Almost as bad is the framing of this conflict as a fair fight. I’m sure I will receive many comments on this column saying something along the lines of, “But what about what Hamas did?” and my response to that is for the reader to study the history of the conflict and look at the charts comparing the deaths on both sides.   

For every unsavory act on the Palestinian side, we see 100 from the Israeli government. Long before Hamas even existed, Israel was killing and displacing the indigenous population, removing them in the name of the Zionist political project. Israel has the full support of the most powerful country in the world and is a nuclear power. Meanwhile, roughly half of Gaza are children. This “conflict” is hardly an equal contest.   

Israel has been called an apartheid state by several human rights organizations, has violated international law with impunity and is actively committing acts considered war crimes under the Geneva Conventions. Every decent person wants to see peace in the region and an end to the bloodshed, but this only happens when the world recognizes Israel as the aggressor.   

[Related: OPINION: The United States of hypocrisy]

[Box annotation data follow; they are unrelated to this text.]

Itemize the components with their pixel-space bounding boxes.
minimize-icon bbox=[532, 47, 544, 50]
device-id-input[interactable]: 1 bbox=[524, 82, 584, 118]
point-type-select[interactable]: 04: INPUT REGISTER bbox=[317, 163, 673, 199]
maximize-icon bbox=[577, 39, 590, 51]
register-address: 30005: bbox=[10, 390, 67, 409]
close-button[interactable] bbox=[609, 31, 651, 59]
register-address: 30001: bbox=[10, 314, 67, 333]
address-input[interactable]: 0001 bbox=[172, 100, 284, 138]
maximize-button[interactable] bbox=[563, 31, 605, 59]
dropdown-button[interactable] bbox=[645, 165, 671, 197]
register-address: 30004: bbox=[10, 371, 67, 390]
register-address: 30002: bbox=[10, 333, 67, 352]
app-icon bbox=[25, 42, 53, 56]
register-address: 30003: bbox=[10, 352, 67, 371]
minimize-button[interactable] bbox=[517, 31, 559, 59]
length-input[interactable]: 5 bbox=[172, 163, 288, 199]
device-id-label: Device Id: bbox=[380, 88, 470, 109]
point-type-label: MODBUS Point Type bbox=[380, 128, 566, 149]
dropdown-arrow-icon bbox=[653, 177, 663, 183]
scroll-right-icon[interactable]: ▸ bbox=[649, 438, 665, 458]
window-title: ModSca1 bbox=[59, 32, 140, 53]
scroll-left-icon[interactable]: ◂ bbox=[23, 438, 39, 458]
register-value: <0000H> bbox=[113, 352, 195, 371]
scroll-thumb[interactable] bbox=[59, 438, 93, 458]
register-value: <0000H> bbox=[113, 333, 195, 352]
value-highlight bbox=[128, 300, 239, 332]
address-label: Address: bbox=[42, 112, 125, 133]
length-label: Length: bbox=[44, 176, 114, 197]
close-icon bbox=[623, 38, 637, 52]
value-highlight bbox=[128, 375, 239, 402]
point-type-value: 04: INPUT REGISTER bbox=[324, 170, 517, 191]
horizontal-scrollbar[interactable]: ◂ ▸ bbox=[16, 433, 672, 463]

This is an uphill battle. Media coverage of the conflict has been overwhelmingly pro-Zionist, our celebrities are doing their performative activism on behalf of Israel and the public at large has taken all of this in and is more sympathetic to Israel than Palestine. The stage at the moment is set for prolonged bloodshed.  

My position for the time being is unpopular, but I believe it to be right. I want the conflict to end, and so I will continue, despite any negative consequences, to call for a free Palestine, from the Jordan River to the Mediterranean Sea. History will absolve me.   

Jared Quigg (he/him) is a senior studying journalism and political science.